Monitor collection fund exposure to avoid sudden budget shocks.
This operational risk is often underestimated, but it can have a material impact on local authority finances.
The Stakes
If reform lands well, councils could benefit from:
A clearer split between funding based on need and rewards based on growth.
Permanent support for high street sectors through lower multipliers.
Greater transparency and predictability in local government finance.
If it lands badly, volatility and redistribution could overwhelm the incentives the system was designed to create leaving councils with uncertainty, strained budgets, and limited ability to plan for the future.

Conclusion: Preparing for the Reset
Business rates reform is not just a technical adjustment it’s a fundamental shift in how local government is funded and incentivised. The coming changes, from the 2026 revaluation to the reset of baselines and the introduction of five multipliers, will reshape the financial landscape for councils and businesses alike. Success will depend on preparation.
To navigate this transition effectively, councils should prioritise five critical actions before April 2026:
Model the impact of the 2026 revaluation on local tax bases and sector mix to understand exposure and opportunities.
Review Autumn Budget 2025 announcements on transitional relief and the expanded Supporting Small Business scheme to plan for phased changes.
Engage with MCHLG's provisional settlement and reset methodology consultations to influence outcomes and anticipate redistributive effects.

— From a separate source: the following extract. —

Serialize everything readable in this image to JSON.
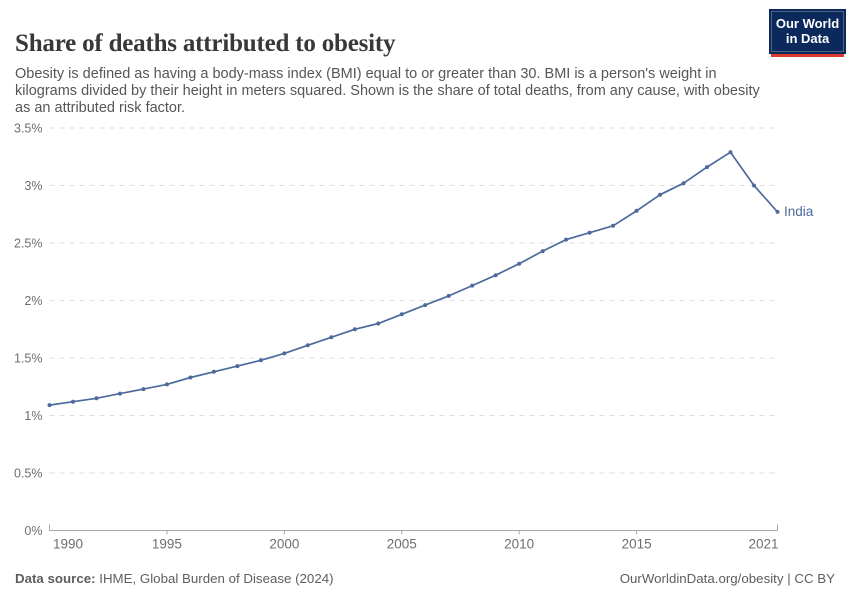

Strengthen NNDR1/NNDR3 forecasting and build contingency for appeals risk, ensuring resilience against volatility in collection funds.
Communicate upcoming multiplier changes and relief options to local businesses, fostering transparency and supporting economic confidence.
If these steps are taken, councils will be better positioned to manage risk, seize growth opportunities, and maintain service stability during one of the most significant reforms in local government finance in over a decade.